Après avoir sorti en octobre 2005 Les Lumières, l’Esclavage, la Colonisation, recueil de textes publiés par Yves Benot sur une cinquantaine d’années, La Découverte réédite aujourd’hui un autre titre de ce militant tiers-mondiste décédé en janvier 2005, La Démence coloniale sous Napoléon. Bien avant l’essai de Claude Ribbe (Le Crime de Napoléon, éd. Privé) accusant l’empereur d’avoir inspiré Hitler, cet ouvrage, dont la première édition remonte à 1992, mettait en évidence la formation d’une idéologie raciste accompagnant l’expansion coloniale. Pour en terminer avec La Découverte, dont nombre d’autres publications ont un rapport avec le sujet qui nous intéresse ici, il faut encore signaler la réédition, début juin, de Génocides tropicaux, description saisissante par le chercheur américain Mike Davis des méfaits du colonialisme et de son système politique et économique.
Comme le signalait Livres Hebdo dans son numéro du 31 mars, l’approche du 10 mai, date choisie en janvier dernier par le président Chirac pour commémorer la traite, l’esclavage et leur abolition, ne fait que relancer la production éditoriale. Tallandier a sorti en mars L’Illusion coloniale d’Éric Deroo et Sandrine Lemaire, un album édifiant sur la représentation iconographique des peuples placés sous la coupe de la France. Perrin publie La France sans mémoire. Comment un pays démissionne de son histoire de Jean-Pierre Rioux, et Stock Quand l’État se mêle de mémoire de René Rémond. Flammarion, de son côté, annonce Pour en finir avec la repentance coloniale de Daniel Lefeuvre. Fayard revenant pour sa part sur l’épisode du Consulat avec Napoléon, l’esclavage et les colonies de Thierry Lentz et Pierre Branda. Enfin, et la liste est loin d’être close, l’universitaire réunionnaise Françoise Vergès, auteur déjà de nombreux livres sur la question, signe, chez Albin Michel, La Mémoire enchaînée. Questions sur l’esclavage, elle tente de montrer, à son tour, comment le passé influe le présent.
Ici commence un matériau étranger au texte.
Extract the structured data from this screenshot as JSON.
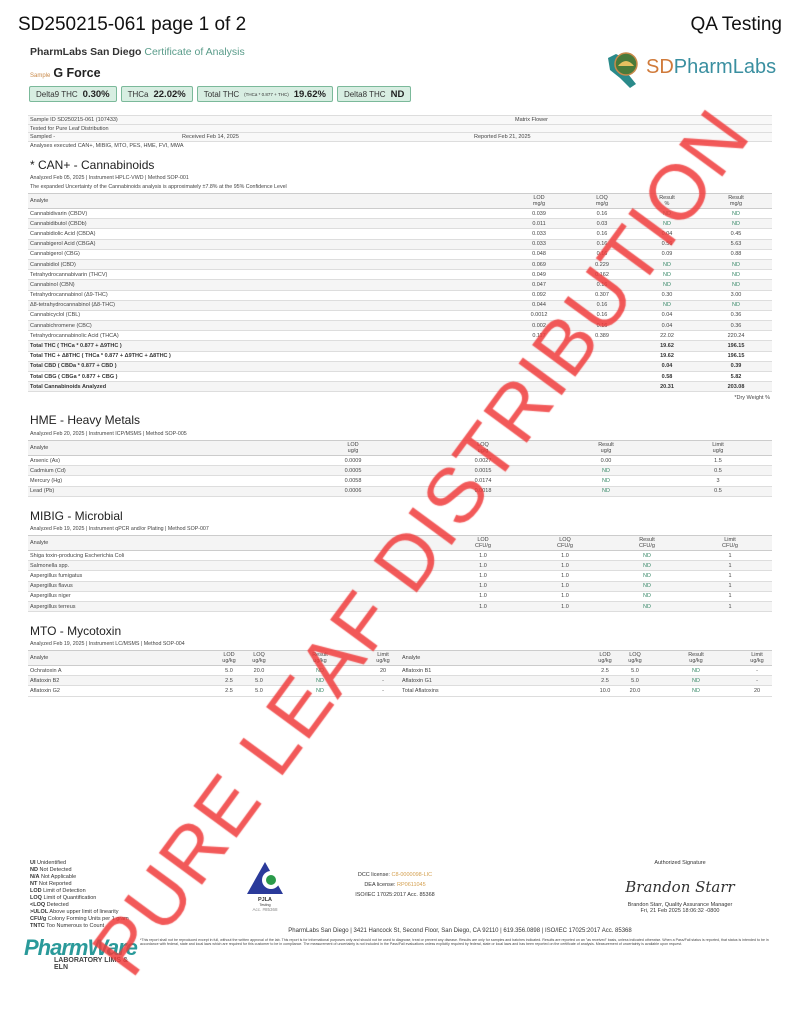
{
  "header": {
    "doc_title": "SD250215-061 page 1 of 2",
    "right_title": "QA Testing"
  },
  "lab": {
    "name": "PharmLabs San Diego",
    "doc_type": "Certificate of Analysis",
    "logo_text_1": "SD",
    "logo_text_2": "PharmLabs",
    "logo_arc": "PharmLabs"
  },
  "sample": {
    "label": "Sample",
    "name": "G Force"
  },
  "pills": [
    {
      "label": "Delta9 THC",
      "sub": "",
      "value": "0.30%"
    },
    {
      "label": "THCa",
      "sub": "",
      "value": "22.02%"
    },
    {
      "label": "Total THC",
      "sub": "(THCa * 0.877 + THC)",
      "value": "19.62%"
    },
    {
      "label": "Delta8 THC",
      "sub": "",
      "value": "ND"
    }
  ],
  "info": {
    "sample_id_label": "Sample ID",
    "sample_id": "SD250215-061 (107433)",
    "matrix_label": "Matrix",
    "matrix": "Flower",
    "tested_for_label": "Tested for",
    "tested_for": "Pure Leaf Distribution",
    "sampled_label": "Sampled",
    "sampled": "-",
    "received_label": "Received",
    "received": "Feb 14, 2025",
    "reported_label": "Reported",
    "reported": "Feb 21, 2025",
    "analyses_label": "Analyses executed",
    "analyses": "CAN+, MIBIG, MTO, PES, HME, FVI, MWA"
  },
  "cannabinoids": {
    "title": "* CAN+ - Cannabinoids",
    "meta": "Analyzed Feb 05, 2025  |  Instrument HPLC-VWD  | Method SOP-001",
    "uncertainty": "The expanded Uncertainty of the Cannabinoids analysis is approximately ±7.8% at the 95% Confidence Level",
    "headers": [
      "Analyte",
      "LOD\nmg/g",
      "LOQ\nmg/g",
      "Result\n%",
      "Result\nmg/g"
    ],
    "rows": [
      [
        "Cannabidivarin (CBDV)",
        "0.039",
        "0.16",
        "ND",
        "ND"
      ],
      [
        "Cannabidibutol (CBDb)",
        "0.011",
        "0.03",
        "ND",
        "ND"
      ],
      [
        "Cannabidiolic Acid (CBDA)",
        "0.033",
        "0.16",
        "0.04",
        "0.45"
      ],
      [
        "Cannabigerol Acid (CBGA)",
        "0.033",
        "0.16",
        "0.56",
        "5.63"
      ],
      [
        "Cannabigerol (CBG)",
        "0.048",
        "0.16",
        "0.09",
        "0.88"
      ],
      [
        "Cannabidiol (CBD)",
        "0.069",
        "0.229",
        "ND",
        "ND"
      ],
      [
        "Tetrahydrocannabivarin (THCV)",
        "0.049",
        "0.162",
        "ND",
        "ND"
      ],
      [
        "Cannabinol (CBN)",
        "0.047",
        "0.16",
        "ND",
        "ND"
      ],
      [
        "Tetrahydrocannabinol (Δ9-THC)",
        "0.092",
        "0.307",
        "0.30",
        "3.00"
      ],
      [
        "Δ8-tetrahydrocannabinol (Δ8-THC)",
        "0.044",
        "0.16",
        "ND",
        "ND"
      ],
      [
        "Cannabicyclol (CBL)",
        "0.0012",
        "0.16",
        "0.04",
        "0.36"
      ],
      [
        "Cannabichromene (CBC)",
        "0.002",
        "0.16",
        "0.04",
        "0.36"
      ],
      [
        "Tetrahydrocannabinolic Acid (THCA)",
        "0.117",
        "0.389",
        "22.02",
        "220.24"
      ]
    ],
    "totals": [
      [
        "Total THC ( THCa * 0.877 + Δ9THC )",
        "",
        "",
        "19.62",
        "196.15"
      ],
      [
        "Total THC + Δ8THC ( THCa * 0.877 + Δ9THC + Δ8THC )",
        "",
        "",
        "19.62",
        "196.15"
      ],
      [
        "Total CBD ( CBDa * 0.877 + CBD )",
        "",
        "",
        "0.04",
        "0.39"
      ],
      [
        "Total CBG ( CBGa * 0.877 + CBG )",
        "",
        "",
        "0.58",
        "5.82"
      ],
      [
        "Total Cannabinoids Analyzed",
        "",
        "",
        "20.31",
        "203.08"
      ]
    ],
    "footnote": "*Dry Weight %"
  },
  "metals": {
    "title": "HME - Heavy Metals",
    "meta": "Analyzed Feb 20, 2025  |  Instrument ICP/MSMS  | Method SOP-005",
    "headers": [
      "Analyte",
      "LOD\nug/g",
      "LOQ\nug/g",
      "Result\nug/g",
      "Limit\nug/g"
    ],
    "rows": [
      [
        "Arsenic (As)",
        "0.0009",
        "0.0027",
        "0.00",
        "1.5"
      ],
      [
        "Cadmium (Cd)",
        "0.0005",
        "0.0015",
        "ND",
        "0.5"
      ],
      [
        "Mercury (Hg)",
        "0.0058",
        "0.0174",
        "ND",
        "3"
      ],
      [
        "Lead (Pb)",
        "0.0006",
        "0.0018",
        "ND",
        "0.5"
      ]
    ]
  },
  "microbial": {
    "title": "MIBIG - Microbial",
    "meta": "Analyzed Feb 19, 2025  |  Instrument qPCR and/or Plating  | Method SOP-007",
    "headers": [
      "Analyte",
      "LOD\nCFU/g",
      "LOQ\nCFU/g",
      "Result\nCFU/g",
      "Limit\nCFU/g"
    ],
    "rows": [
      [
        "Shiga toxin-producing Escherichia Coli",
        "1.0",
        "1.0",
        "ND",
        "1"
      ],
      [
        "Salmonella spp.",
        "1.0",
        "1.0",
        "ND",
        "1"
      ],
      [
        "Aspergillus fumigatus",
        "1.0",
        "1.0",
        "ND",
        "1"
      ],
      [
        "Aspergillus flavus",
        "1.0",
        "1.0",
        "ND",
        "1"
      ],
      [
        "Aspergillus niger",
        "1.0",
        "1.0",
        "ND",
        "1"
      ],
      [
        "Aspergillus terreus",
        "1.0",
        "1.0",
        "ND",
        "1"
      ]
    ]
  },
  "mycotoxin": {
    "title": "MTO - Mycotoxin",
    "meta": "Analyzed Feb 19, 2025  |  Instrument LC/MSMS  | Method SOP-004",
    "headers": [
      "Analyte",
      "LOD\nug/kg",
      "LOQ\nug/kg",
      "Result\nug/kg",
      "Limit\nug/kg",
      "Analyte",
      "LOD\nug/kg",
      "LOQ\nug/kg",
      "Result\nug/kg",
      "Limit\nug/kg"
    ],
    "rows": [
      [
        "Ochratoxin A",
        "5.0",
        "20.0",
        "ND",
        "20",
        "Aflatoxin B1",
        "2.5",
        "5.0",
        "ND",
        "-"
      ],
      [
        "Aflatoxin B2",
        "2.5",
        "5.0",
        "ND",
        "-",
        "Aflatoxin G1",
        "2.5",
        "5.0",
        "ND",
        "-"
      ],
      [
        "Aflatoxin G2",
        "2.5",
        "5.0",
        "ND",
        "-",
        "Total Aflatoxins",
        "10.0",
        "20.0",
        "ND",
        "20"
      ]
    ]
  },
  "legend": [
    [
      "UI",
      "Unidentified"
    ],
    [
      "ND",
      "Not Detected"
    ],
    [
      "N/A",
      "Not Applicable"
    ],
    [
      "NT",
      "Not Reported"
    ],
    [
      "LOD",
      "Limit of Detection"
    ],
    [
      "LOQ",
      "Limit of Quantification"
    ],
    [
      "<LOQ",
      "Detected"
    ],
    [
      ">ULOL",
      "Above upper limit of linearity"
    ],
    [
      "CFU/g",
      "Colony Forming Units per 1 gram"
    ],
    [
      "TNTC",
      "Too Numerous to Count"
    ]
  ],
  "pjla": {
    "name": "PJLA",
    "sub": "Testing",
    "acc": "Acc. #85368"
  },
  "licenses": {
    "dcc_label": "DCC license:",
    "dcc": "C8-0000098-LIC",
    "dea_label": "DEA license:",
    "dea": "RP0611045",
    "iso": "ISO/IEC 17025:2017 Acc. 85368"
  },
  "signature": {
    "label": "Authorized Signature",
    "handwritten": "Brandon Starr",
    "name": "Brandon Starr, Quality Assurance Manager",
    "date": "Fri, 21 Feb 2025 18:06:32 -0800"
  },
  "address": "PharmLabs San Diego | 3421 Hancock St, Second Floor, San Diego, CA 92110 | 619.356.0898 | ISO/IEC 17025:2017 Acc. 85368",
  "disclaimer": "*This report shall not be reproduced except in full, without the written approval of the lab. This report is for informational purposes only and should not be used to diagnose, treat or prevent any disease. Results are only for samples and batches indicated. Results are reported on an \"as received\" basis, unless indicated otherwise. When a Pass/Fail status is reported, that status is intended to be in accordance with federal, state and local laws which are required for this customer to be in compliance. The measurement of uncertainty is not included in the Pass/Fail evaluations unless explicitly required by federal, state or local laws and has been reported on the certificate of analysis. Measurement of uncertainty is available upon request.",
  "software_logo": {
    "name": "PharmWare",
    "tagline": "LABORATORY LIMS & ELN"
  },
  "watermark": "PURE LEAF DISTRIBUTION",
  "colors": {
    "watermark": "#f03c3c",
    "accent": "#5a9c8a",
    "pill_bg": "#d8eee2",
    "nd": "#3a8a6a"
  }
}
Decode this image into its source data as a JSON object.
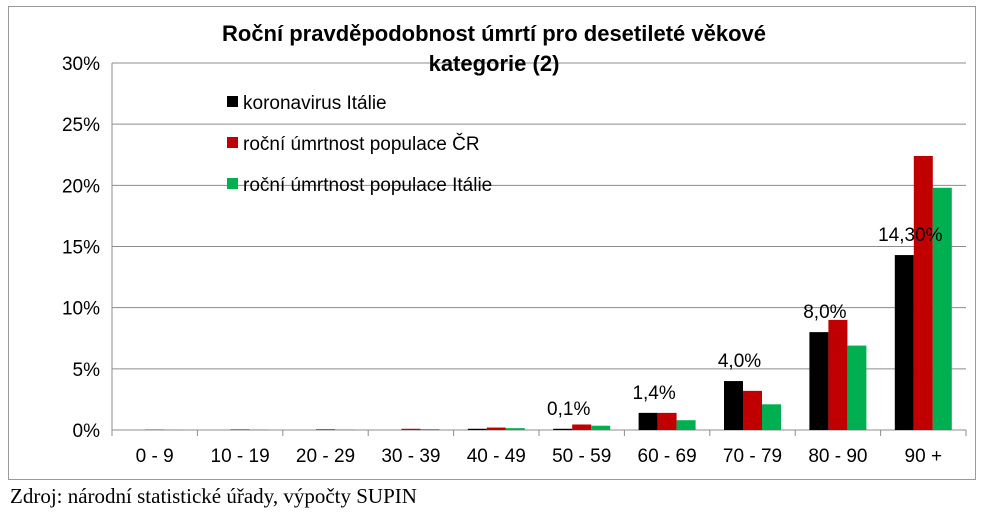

Il n’est pas certain que, aussi grands soient leurs mérites intellectuels, ces livres érudits soient en mesure de toucher un vaste public. Celui qui paraît le 4 mai chez Michel Lafon pourrait, en revanche, avoir un large écho populaire. L’auteur de Il fut un jour à Gorée. L’esclavage raconté aux enfants n’est autre que Joseph N’Diaye, conservateur depuis 1964 de la Maison des esclaves établie sur cette île au large de Dakar. À 84 ans, cet ancien tirailleur, qui, de Bill Clinton à Jean-Paul II et à Nelson Mandela, a reçu dans son musée les plus grands de ce monde est un peu la mémoire de la traite négrière.